Verse of the Day
Wednesday, June 24, 2026
Let us not be weary in doing good, for we will reap in due season, if we don't give up.
Galatians 6:9
What this verse means
Near the close of a heated letter, Paul tells tired believers not to give up on doing good. The harvest he promises is not a quick payoff. It ripens in its own season, on a clock that is not ours.
Galatians 6:9 comes at the end of a passionate letter Paul wrote to churches he feared were losing their way. In the final chapter he turns practical, with a farming image everyone understood: a person reaps what they sow. The lines just before it sharpen what he means. Sow to your lower appetites and you harvest decay; sow to the Spirit and you reap a life that lasts. So the call that follows, to not grow weary in doing good, points to the slow work of becoming good and doing good to others. It is not a technique for getting ahead.
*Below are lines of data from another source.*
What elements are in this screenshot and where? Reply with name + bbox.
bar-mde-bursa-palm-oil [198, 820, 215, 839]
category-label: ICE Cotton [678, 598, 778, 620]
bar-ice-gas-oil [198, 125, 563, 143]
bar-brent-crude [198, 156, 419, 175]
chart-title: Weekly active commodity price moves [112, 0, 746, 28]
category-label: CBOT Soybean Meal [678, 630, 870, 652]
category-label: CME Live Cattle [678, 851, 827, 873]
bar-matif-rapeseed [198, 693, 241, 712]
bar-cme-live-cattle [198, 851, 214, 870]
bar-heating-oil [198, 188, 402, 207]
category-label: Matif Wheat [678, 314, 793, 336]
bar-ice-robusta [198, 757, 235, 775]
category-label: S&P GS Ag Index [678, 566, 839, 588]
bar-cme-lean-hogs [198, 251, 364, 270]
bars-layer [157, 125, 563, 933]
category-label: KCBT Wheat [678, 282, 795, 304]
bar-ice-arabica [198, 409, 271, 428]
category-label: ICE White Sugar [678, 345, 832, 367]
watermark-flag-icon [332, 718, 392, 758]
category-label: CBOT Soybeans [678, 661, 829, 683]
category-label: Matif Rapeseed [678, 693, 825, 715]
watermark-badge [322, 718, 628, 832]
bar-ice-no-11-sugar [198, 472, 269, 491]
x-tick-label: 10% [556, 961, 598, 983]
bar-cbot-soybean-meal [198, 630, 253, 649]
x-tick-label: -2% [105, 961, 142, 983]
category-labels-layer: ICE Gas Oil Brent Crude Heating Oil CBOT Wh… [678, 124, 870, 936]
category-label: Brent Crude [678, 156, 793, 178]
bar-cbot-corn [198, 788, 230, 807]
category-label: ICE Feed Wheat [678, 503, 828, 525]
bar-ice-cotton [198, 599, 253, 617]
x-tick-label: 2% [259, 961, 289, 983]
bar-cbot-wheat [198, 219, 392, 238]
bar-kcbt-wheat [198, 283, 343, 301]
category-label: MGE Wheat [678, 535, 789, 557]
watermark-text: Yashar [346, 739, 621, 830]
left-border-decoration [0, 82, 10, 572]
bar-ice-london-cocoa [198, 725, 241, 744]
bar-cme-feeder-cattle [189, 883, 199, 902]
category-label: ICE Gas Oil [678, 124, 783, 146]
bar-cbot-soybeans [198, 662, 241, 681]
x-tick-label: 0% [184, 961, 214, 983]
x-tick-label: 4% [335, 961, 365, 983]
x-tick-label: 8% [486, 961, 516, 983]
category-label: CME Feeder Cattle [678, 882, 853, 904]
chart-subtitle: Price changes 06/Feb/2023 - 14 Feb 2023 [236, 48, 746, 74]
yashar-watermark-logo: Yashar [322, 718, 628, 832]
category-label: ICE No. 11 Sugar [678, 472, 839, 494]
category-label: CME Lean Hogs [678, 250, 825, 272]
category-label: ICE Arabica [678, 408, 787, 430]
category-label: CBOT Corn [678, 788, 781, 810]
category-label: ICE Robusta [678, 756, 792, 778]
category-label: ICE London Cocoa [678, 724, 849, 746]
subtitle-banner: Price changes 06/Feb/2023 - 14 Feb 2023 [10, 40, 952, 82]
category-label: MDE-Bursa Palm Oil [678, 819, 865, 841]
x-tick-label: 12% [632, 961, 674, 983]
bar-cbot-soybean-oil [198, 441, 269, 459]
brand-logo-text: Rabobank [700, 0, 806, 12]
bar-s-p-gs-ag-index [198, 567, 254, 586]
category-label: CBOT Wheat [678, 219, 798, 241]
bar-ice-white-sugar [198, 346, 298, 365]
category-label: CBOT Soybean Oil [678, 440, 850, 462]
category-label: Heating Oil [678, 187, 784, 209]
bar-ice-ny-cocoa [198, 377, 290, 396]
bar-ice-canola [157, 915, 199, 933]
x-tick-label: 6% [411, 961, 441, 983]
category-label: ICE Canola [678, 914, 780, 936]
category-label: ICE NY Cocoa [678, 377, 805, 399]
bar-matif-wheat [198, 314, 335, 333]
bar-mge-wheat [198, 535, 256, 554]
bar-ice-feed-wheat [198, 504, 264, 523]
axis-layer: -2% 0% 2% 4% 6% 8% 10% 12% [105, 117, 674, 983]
Paul is writing to people who were tired, discouraged, and tempted to quit, and the metaphor carries a truth they knew in their bones. A farmer plants, then waits through a long stretch where nothing visible happens, trusting a harvest he cannot yet see. The "due season" is not on the sower's schedule; it belongs to the crop and the soil. And the good sown into other people often yields in a form the sower may never fully see. The promise is real. It simply does not pay on demand.
The phrase the translation renders "in due season" is, in Greek, kairo idio, "in its own proper time," a time that is fixed but not ours to rush. And "lose heart" or "give up" (ekkakeo) carries the sense of going slack from exhaustion, the way anyone does when effort drags on with no reward in sight. The verse names that exact fatigue and answers it: the season is real and already on its way, even when nothing in the field shows it yet.